World leaders at the G7 Summit 2016 in Japan have condemned North Korea's nuclear and ballistic tests, Japanese Prime Minister Shinzo Abe said on Friday. Abe told other global leaders that North Korea was a concern to Europe as well.
Pyongyang's development of ballistic and nuclear technology is a threat to international peace, Abe told his counterparts at the G7 Summit held this week. North Korea is being seen as a threat looming large on the entire world, not just Asia. It regularly sends threat messages via propaganda videos against the U.S. and South Korea, who are allies.
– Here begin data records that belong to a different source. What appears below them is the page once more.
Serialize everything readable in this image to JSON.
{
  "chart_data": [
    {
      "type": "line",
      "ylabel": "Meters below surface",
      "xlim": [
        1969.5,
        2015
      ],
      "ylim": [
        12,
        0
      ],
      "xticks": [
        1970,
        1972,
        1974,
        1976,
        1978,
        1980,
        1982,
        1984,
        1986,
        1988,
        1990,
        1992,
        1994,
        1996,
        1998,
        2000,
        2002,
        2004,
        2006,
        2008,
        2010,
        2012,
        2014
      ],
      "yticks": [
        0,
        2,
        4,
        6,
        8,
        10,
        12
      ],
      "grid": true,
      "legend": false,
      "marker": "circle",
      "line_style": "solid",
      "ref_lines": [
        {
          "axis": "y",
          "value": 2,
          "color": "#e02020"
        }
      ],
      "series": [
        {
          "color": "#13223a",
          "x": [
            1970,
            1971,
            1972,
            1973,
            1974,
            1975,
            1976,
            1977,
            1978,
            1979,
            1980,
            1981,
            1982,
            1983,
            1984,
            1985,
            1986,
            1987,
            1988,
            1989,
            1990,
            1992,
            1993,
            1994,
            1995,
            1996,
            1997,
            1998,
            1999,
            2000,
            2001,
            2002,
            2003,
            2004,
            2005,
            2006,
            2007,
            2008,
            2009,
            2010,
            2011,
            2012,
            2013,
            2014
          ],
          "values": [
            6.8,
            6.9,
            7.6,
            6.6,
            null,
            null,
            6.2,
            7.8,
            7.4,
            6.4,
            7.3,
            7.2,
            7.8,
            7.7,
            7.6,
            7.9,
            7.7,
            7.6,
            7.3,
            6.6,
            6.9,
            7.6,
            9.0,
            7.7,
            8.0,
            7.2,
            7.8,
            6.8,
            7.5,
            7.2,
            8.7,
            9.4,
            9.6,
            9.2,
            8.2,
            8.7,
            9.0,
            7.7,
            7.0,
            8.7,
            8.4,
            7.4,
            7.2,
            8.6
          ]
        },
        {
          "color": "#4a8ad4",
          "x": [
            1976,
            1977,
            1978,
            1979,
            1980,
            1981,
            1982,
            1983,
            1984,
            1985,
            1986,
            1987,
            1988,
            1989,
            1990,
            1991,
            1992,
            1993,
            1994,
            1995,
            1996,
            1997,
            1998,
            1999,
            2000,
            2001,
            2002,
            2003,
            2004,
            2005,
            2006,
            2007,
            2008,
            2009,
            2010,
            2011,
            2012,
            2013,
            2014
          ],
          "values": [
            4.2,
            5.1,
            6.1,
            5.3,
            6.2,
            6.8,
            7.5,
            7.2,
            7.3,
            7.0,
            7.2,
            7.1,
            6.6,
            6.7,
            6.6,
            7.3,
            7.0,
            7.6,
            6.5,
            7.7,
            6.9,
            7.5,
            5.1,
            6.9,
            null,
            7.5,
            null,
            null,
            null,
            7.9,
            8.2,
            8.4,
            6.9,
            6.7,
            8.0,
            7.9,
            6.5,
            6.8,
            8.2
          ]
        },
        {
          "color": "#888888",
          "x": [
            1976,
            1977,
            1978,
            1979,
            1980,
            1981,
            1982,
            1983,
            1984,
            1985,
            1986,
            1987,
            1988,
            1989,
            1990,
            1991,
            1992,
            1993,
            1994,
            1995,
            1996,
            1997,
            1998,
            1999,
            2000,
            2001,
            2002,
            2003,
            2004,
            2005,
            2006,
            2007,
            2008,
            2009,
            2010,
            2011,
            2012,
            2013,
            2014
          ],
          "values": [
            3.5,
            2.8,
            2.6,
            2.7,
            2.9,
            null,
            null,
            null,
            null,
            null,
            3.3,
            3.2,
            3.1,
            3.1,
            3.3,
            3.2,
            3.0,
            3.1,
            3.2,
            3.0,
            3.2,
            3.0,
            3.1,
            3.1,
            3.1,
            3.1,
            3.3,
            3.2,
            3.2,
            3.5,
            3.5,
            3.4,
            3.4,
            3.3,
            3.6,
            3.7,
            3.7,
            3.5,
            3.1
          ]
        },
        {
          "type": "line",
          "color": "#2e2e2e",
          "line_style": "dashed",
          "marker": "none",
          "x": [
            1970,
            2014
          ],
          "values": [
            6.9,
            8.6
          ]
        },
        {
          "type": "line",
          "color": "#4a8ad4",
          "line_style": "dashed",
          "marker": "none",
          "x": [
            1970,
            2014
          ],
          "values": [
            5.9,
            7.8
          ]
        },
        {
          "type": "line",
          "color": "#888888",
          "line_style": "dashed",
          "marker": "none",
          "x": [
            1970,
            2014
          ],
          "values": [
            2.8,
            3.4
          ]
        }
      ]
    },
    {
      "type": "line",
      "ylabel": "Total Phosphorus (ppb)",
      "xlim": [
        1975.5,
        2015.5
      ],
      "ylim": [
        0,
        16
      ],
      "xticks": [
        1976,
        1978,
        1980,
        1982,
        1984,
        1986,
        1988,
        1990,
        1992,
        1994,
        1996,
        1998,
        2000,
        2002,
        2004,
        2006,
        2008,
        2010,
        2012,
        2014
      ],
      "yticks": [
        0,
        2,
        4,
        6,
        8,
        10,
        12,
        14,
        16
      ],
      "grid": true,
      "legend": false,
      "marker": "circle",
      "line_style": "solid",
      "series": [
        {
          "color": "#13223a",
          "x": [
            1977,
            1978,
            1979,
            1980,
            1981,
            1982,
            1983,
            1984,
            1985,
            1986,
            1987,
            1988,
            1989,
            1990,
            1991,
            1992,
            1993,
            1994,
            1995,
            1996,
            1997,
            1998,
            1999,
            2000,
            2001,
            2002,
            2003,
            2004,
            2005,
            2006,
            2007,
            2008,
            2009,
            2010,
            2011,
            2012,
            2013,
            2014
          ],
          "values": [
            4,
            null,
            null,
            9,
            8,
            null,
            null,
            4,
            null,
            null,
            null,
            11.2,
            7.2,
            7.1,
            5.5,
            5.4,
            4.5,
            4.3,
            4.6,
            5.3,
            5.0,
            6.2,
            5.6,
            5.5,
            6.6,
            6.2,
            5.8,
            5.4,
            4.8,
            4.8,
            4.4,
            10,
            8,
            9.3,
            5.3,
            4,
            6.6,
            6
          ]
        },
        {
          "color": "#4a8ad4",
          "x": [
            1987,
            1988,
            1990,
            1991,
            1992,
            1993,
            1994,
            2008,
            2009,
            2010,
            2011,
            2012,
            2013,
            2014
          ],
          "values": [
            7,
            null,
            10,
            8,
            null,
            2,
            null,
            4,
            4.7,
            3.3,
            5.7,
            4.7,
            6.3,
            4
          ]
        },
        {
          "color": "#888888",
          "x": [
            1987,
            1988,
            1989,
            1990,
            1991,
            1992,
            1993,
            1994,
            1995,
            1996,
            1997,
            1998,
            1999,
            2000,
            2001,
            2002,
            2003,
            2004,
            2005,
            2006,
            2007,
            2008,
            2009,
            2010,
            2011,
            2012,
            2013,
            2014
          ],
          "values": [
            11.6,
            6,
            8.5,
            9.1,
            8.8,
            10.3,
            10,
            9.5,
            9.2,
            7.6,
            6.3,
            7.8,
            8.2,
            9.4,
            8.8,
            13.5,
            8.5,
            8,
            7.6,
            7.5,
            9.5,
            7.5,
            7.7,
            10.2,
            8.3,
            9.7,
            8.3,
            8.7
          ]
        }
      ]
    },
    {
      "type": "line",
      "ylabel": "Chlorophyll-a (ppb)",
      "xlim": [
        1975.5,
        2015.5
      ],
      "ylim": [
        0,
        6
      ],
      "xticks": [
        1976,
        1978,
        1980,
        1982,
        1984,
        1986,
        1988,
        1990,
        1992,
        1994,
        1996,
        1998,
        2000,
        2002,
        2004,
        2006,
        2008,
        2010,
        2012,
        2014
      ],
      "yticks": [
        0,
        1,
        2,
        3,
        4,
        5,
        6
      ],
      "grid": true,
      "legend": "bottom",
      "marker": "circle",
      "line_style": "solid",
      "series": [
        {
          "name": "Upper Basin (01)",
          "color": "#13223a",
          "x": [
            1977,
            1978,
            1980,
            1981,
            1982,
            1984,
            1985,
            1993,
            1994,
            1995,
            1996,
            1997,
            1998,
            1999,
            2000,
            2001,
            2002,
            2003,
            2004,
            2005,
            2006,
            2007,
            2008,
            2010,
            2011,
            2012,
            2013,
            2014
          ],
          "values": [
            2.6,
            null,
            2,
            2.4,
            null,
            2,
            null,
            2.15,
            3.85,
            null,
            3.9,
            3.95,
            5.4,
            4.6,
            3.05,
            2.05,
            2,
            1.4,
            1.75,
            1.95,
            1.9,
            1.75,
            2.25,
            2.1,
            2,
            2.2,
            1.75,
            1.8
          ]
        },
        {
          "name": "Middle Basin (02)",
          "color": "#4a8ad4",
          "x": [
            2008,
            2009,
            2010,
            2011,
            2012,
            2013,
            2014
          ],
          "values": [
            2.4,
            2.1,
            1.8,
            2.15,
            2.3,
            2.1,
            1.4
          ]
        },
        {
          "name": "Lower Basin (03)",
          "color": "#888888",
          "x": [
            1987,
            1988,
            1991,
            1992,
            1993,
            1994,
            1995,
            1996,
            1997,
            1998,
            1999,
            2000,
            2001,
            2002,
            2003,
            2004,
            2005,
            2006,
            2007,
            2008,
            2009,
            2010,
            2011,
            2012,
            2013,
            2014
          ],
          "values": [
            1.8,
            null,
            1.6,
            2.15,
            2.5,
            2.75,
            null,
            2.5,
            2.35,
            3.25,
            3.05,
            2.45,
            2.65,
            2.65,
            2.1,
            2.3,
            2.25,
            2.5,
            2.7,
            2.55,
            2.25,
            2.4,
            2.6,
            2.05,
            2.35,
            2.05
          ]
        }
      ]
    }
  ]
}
The country had apparently felt threatened by joint maritime exercises of the U.S. and South Korea, following which it amped up the frequency of nuclear tests, despite being under sanctions from the United Nations.
Japan, being the only country to have faced nuclear attacks, has been a key influencer on the nuclear non-proliferation treaty, to which the U.S. is also a party. Nuclear non-proliferation was also highlighted by U.S. President Barack Obama during his visit to Hiroshima, the first city bombed by the U.S. in 1945 to end World War II.
Obama on Friday said the memory of Hiroshima "must never fade."
"Why did we come to this place, to Hiroshima? We come to ponder a terrible force unleashed in the not so distant past. We come to mourn the dead," Obama was quoted as saying by the Guardian.
"Their souls speak to us, they ask us to look inward, take stock of who we are," he said.
Fear of nuclear attacks have heightened as North Korea continues to conduct nuclear and ballistic tests. Obama, who is in his last few months in the U.S. presidency, leaves behind a legacy of brokering the Iran nuclear deal.